Criticising Eurocentrism and the hypocrisy of the West is a valid argument and we should look to our neighbours and history on how we can move forward on the issue. However, there needs to be equal criticism for the hypocrisy of our leaders as well. Najib Razak who has consistently taken a strong stance against the Rohingya genocide, led the solidarity rally to press the Myanmar government to stop its cruelties conveniently during election years. “We want to show Myanmar and tell Aung San Suu Kyi that enough is enough,” Najib had said. “I’m here today not as Najib Razak, but as a Malaysian and a Muslim. There is no assembly more honourable than that which is done for Islam.” Malaysia has previously set up the Gaza Emergency Fund in 1994 and offered refuge to Bosnian Muslims in the same year. Help was given with strong criticism against the West for their indifference to their plights with a similar rally being carried out where 30,000 Malaysians filled the Merdeka stadium. We have done it before, why not again?
But all these discussions reveal the limits of our discourse, missing the point where migrants are but the subaltern, voiceless. There is little attempt to understand the “mass” of migrants themselves apart from the fact they come from neighbouring countries “fleeing genocide”, “looking to improve their economic situation” and sometimes how well they have assimilated into Malaysia. Previously a family member of mine had a huge anti-immigrant sentiment until a few encounters which led her to speak to some. One of them included my neighbour’s maid.
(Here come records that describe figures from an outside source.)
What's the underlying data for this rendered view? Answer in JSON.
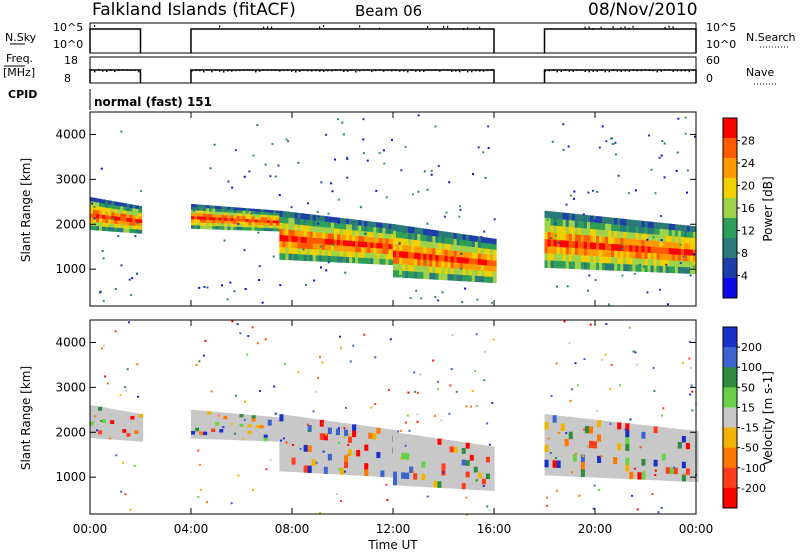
{
  "header": {
    "station": "Falkland Islands (fitACF)",
    "beam": "Beam 06",
    "date": "08/Nov/2010"
  },
  "params": {
    "nsky_label": "N.Sky",
    "nsearch_label": "N.Search",
    "nsky_ticks": [
      "10^5",
      "10^0"
    ],
    "nsearch_ticks": [
      "10^5",
      "10^0"
    ],
    "freq_label_1": "Freq.",
    "freq_label_2": "[MHz]",
    "freq_ticks": [
      "18",
      "8"
    ],
    "nave_label": "Nave",
    "nave_ticks": [
      "60",
      "0"
    ],
    "cpid_label": "CPID",
    "cpid_text": "normal (fast) 151"
  },
  "axes": {
    "xlabel": "Time UT",
    "x_ticks": [
      "00:00",
      "04:00",
      "08:00",
      "12:00",
      "16:00",
      "20:00",
      "00:00"
    ],
    "ylabel": "Slant Range [km]",
    "y_ticks": [
      "1000",
      "2000",
      "3000",
      "4000"
    ]
  },
  "colorbars": {
    "power": {
      "label": "Power [dB]",
      "ticks": [
        "28",
        "24",
        "20",
        "16",
        "12",
        "8",
        "4"
      ],
      "colors": [
        "#ff0000",
        "#ff5a00",
        "#ff9a00",
        "#f0d000",
        "#9dd24a",
        "#2e9e58",
        "#2a7a7a",
        "#1e3ea8",
        "#0a0ae6"
      ]
    },
    "velocity": {
      "label": "Velocity [m s-1]",
      "ticks": [
        "200",
        "100",
        "50",
        "15",
        "-15",
        "-50",
        "-100",
        "-200"
      ],
      "colors": [
        "#1a2ec8",
        "#3c64d0",
        "#2e8c3c",
        "#6ad04a",
        "#c8c8c8",
        "#f0b400",
        "#ff7800",
        "#ff3c1e",
        "#ff0000"
      ]
    }
  },
  "chart_data": [
    {
      "type": "line",
      "title": "N.Sky / N.Search",
      "x": [
        "00:00",
        "02:00",
        "04:00",
        "16:00",
        "18:00",
        "24:00"
      ],
      "series": [
        {
          "name": "N.Sky",
          "segments": [
            [
              "00:00",
              "02:00"
            ],
            [
              "04:00",
              "16:00"
            ],
            [
              "18:00",
              "24:00"
            ]
          ]
        }
      ],
      "ylim": [
        1,
        100000
      ],
      "yscale": "log"
    },
    {
      "type": "scatter",
      "title": "Freq. [MHz] / Nave",
      "series": [
        {
          "name": "Freq. [MHz]",
          "segments": [
            [
              "00:00",
              "02:00"
            ],
            [
              "04:00",
              "16:00"
            ],
            [
              "18:00",
              "24:00"
            ]
          ]
        }
      ],
      "ylim": [
        8,
        18
      ]
    },
    {
      "type": "heatmap",
      "title": "Power [dB]",
      "xlim": [
        "00:00",
        "24:00"
      ],
      "ylim": [
        180,
        4500
      ],
      "ylabel": "Slant Range [km]",
      "xlabel": "Time UT",
      "colorbar_range": [
        0,
        30
      ],
      "data_gaps": [
        [
          "02:00",
          "04:00"
        ],
        [
          "16:00",
          "18:00"
        ]
      ],
      "features": [
        {
          "t_start": 0.0,
          "t_end": 2.0,
          "range_top": 2600,
          "range_bottom": 1800,
          "peak_power": 28
        },
        {
          "t_start": 4.0,
          "t_end": 7.5,
          "range_top": 2450,
          "range_bottom": 1850,
          "peak_power": 28
        },
        {
          "t_start": 7.5,
          "t_end": 12.0,
          "range_top": 2300,
          "range_bottom": 1100,
          "peak_power": 28
        },
        {
          "t_start": 12.0,
          "t_end": 16.0,
          "range_top": 2000,
          "range_bottom": 700,
          "peak_power": 24
        },
        {
          "t_start": 18.0,
          "t_end": 24.0,
          "range_top": 2300,
          "range_bottom": 900,
          "peak_power": 28
        }
      ]
    },
    {
      "type": "heatmap",
      "title": "Velocity [m s-1]",
      "xlim": [
        "00:00",
        "24:00"
      ],
      "ylim": [
        180,
        4500
      ],
      "ylabel": "Slant Range [km]",
      "xlabel": "Time UT",
      "colorbar_range": [
        -200,
        200
      ],
      "data_gaps": [
        [
          "02:00",
          "04:00"
        ],
        [
          "16:00",
          "18:00"
        ]
      ],
      "features": [
        {
          "t_start": 0.0,
          "t_end": 2.0,
          "range_top": 2600,
          "range_bottom": 1800,
          "velocity": 0
        },
        {
          "t_start": 4.0,
          "t_end": 7.5,
          "range_top": 2500,
          "range_bottom": 1800,
          "velocity": 0
        },
        {
          "t_start": 7.5,
          "t_end": 12.0,
          "range_top": 2400,
          "range_bottom": 1000,
          "velocity": 0
        },
        {
          "t_start": 12.0,
          "t_end": 16.0,
          "range_top": 2000,
          "range_bottom": 700,
          "velocity": 0
        },
        {
          "t_start": 18.0,
          "t_end": 24.0,
          "range_top": 2400,
          "range_bottom": 900,
          "velocity": 0
        }
      ]
    }
  ]
}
She would regularly come to the back of our house to speak to us, telling us of the ill-treatment she received, the debt she had accumulated from paying recruitment agencies, how she missed her son, extreme loneliness, counting the days her contract could end soon so that she could head back home to see him.
Another defining moment was regular trips to the photostat and stationery shop where she exchanged a few pleasantries with one of the foreign workers. Later on, someone in the shop came in and shouted at the worker for having accidentally photostated the wrong pages and became defensive of him for the treatment he received, telling the person off. As the protest attempts to emphasize humanity, so much of all we see is but a mass of people that is but an easy target to hold responsible for the dire state of a global pandemic.
First-hand accounts of having to navigate the structure of contractual transactions in the labour migration mechanism that can quickly turn into human trafficking and forced labour needs to be heard. Workers usually become entangled in a web of obligations towards their state, recruiters and employers in Malaysia when involving migration expenses, contracts and subsequent debt where the distinction between ‘legal’ and ‘illegal’ is but a fine line.
Mass arrests not only of locals but also immigrants is a highly worrying response in a time where prisons have become global epicenters for coronavirus. However, locals have access to lawyers, families’ representatives that migrants should have as well. Time and time again it has been repeated that coronavirus has shown that it could affect anyone rich or poor, and our response has been to shun “lower-skilled” immigrants while “higher-skilled” immigrants do not pose a problem.
Although social interactions are supposed to be minimised during these times, maybe try to attempt to hear out those who were never listened to as Spivak said, “for the ‘true’ subaltern group whose identity is its difference, there is no unrepresentable subaltern subject that can know and speak itself”.